While the writing is bent toward the comedic, Alyssa Bresnahan’s narration is, unfortunately, largely straight-forward. While she does an admirable job bringing the various characters to life, injecting each member of the Magellan and Bucephalus with their own distinct quirks and voices, her reading is oftentimes much too serious given the tone of the material. Quite a few times, I found myself wondering how Gate Crashers would have sounded with a narrator like Wil Wheaton at the helm, who could capture the irreverence of this particular story and Tomlinson’s writing, much as he had for several of John Scalzi’s audiobooks. Bresnahan’s narration is perfectly adept during this book’s more serious moments, and I’d like to listen to her reading a work that isn’t so reliant on humor, but she too often misses the author’s comedic beats and plays too much of a straight man to Tomlinson’s silliness. On the production end of thing, Bresnahan’s reading comes through crystal clear and Gate Crashers is another finely recorded audiobook from Recorded Books.
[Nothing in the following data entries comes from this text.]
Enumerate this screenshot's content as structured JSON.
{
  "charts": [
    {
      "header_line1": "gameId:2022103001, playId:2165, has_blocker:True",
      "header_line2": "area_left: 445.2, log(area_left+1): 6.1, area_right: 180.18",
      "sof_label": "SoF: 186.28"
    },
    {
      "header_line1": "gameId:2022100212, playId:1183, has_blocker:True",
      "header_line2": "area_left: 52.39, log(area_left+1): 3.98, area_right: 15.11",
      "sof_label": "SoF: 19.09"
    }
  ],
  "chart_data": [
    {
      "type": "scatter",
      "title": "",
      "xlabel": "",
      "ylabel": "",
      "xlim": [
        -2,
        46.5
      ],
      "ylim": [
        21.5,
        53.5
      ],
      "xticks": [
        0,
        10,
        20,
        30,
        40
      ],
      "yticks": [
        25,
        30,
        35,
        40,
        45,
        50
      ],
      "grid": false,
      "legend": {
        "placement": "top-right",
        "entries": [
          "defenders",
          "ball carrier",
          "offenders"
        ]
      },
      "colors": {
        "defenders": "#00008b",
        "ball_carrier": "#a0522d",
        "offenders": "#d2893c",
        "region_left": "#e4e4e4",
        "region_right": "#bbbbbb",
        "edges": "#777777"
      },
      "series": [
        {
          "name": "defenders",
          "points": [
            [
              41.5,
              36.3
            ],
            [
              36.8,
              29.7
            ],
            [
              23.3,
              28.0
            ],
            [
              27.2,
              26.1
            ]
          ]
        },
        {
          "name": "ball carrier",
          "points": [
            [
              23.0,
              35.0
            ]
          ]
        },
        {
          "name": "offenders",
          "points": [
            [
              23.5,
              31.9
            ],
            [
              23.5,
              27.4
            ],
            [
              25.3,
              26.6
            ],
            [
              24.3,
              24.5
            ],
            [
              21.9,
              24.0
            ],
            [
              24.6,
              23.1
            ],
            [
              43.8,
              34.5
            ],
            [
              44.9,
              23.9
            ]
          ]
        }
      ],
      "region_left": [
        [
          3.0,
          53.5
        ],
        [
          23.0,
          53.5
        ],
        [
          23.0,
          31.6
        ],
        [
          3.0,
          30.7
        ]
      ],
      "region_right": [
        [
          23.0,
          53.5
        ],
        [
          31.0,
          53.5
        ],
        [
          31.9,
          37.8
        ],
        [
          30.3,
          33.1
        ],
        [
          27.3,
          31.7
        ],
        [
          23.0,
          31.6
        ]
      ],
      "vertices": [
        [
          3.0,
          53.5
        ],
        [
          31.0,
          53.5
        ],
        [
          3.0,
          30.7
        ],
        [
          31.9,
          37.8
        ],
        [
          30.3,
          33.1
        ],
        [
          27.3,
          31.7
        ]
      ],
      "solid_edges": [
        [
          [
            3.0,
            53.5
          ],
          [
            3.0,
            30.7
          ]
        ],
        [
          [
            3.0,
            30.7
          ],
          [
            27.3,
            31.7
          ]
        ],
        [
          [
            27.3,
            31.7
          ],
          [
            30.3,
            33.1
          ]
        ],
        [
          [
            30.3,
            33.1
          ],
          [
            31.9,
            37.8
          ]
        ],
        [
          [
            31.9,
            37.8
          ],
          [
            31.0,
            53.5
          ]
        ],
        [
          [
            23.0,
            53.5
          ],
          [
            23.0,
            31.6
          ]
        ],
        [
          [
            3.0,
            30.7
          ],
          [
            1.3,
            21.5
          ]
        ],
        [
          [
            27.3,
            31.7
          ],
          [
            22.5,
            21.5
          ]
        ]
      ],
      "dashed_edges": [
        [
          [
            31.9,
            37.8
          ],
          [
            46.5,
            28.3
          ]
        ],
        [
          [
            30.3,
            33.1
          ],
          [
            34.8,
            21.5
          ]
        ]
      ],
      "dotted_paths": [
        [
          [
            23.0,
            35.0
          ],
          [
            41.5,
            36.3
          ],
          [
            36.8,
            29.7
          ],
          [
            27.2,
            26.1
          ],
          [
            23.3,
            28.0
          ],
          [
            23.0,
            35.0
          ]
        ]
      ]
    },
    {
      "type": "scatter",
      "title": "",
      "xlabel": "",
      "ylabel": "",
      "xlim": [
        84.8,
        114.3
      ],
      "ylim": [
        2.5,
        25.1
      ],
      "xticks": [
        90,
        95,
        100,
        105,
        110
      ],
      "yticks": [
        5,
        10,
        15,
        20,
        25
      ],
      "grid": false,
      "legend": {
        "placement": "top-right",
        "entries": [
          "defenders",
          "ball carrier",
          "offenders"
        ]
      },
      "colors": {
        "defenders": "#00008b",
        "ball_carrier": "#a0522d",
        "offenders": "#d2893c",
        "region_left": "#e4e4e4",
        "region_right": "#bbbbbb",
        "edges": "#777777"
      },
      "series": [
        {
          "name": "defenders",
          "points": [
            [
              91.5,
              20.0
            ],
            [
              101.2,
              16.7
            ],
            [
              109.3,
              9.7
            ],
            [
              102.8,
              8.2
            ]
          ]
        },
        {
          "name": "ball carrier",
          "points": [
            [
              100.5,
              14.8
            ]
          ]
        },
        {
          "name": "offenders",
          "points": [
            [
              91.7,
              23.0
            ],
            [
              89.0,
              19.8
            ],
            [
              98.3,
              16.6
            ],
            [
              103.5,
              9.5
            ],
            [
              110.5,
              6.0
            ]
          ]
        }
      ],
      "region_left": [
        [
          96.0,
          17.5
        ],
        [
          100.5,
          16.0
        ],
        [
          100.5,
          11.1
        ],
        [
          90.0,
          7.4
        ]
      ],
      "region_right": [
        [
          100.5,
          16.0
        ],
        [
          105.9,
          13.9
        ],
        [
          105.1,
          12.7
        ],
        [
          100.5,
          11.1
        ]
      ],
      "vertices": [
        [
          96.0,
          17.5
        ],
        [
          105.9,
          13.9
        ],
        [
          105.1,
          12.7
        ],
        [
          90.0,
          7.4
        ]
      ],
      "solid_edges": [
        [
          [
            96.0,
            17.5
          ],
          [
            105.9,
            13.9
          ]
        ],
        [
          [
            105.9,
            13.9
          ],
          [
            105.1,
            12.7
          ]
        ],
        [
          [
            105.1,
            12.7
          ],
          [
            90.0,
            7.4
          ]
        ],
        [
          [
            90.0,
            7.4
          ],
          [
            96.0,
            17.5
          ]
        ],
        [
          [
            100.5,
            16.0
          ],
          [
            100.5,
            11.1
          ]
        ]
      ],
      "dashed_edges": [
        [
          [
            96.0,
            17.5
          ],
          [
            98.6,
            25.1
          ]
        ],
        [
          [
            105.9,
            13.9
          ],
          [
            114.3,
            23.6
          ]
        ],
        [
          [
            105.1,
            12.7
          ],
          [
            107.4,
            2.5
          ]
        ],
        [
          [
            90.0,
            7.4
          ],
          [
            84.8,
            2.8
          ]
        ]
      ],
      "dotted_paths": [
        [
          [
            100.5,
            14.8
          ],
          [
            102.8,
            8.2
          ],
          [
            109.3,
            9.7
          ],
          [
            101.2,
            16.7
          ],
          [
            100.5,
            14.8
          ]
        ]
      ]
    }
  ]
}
Gate Crashers is a fun, witty, feel-good listen, one in which its author has carefully balanced freshness and familiarity while giving us some much-welcomed insight into humanity’s perseverance and ingenuity, and more than a few well-timed fist-pumping heroics as Earth’s most evolved apes outwit far more advanced alien races by the skin of their teeth. If there are more voyages in Megellan’s future, well, beam me up! Or freeze-dry, vaporize, shift, and reconstitute me. Or whatever the hell it is they do around here…

About Patrick S. Tomlinson

Patrick S. Tomlinson lives in Milwaukee, Wisconsin with a menagerie of houseplants in varying levels of health, a Mustang, and a Triumph motorcycle bought specifically to embarrass and infuriate Harley riders. When not writing sci-fi and fantasy novels and short stories, Patrick is busy developing his other passion for writing and performing stand-up comedy in the Madison, Milwaukee, and Chicago scenes.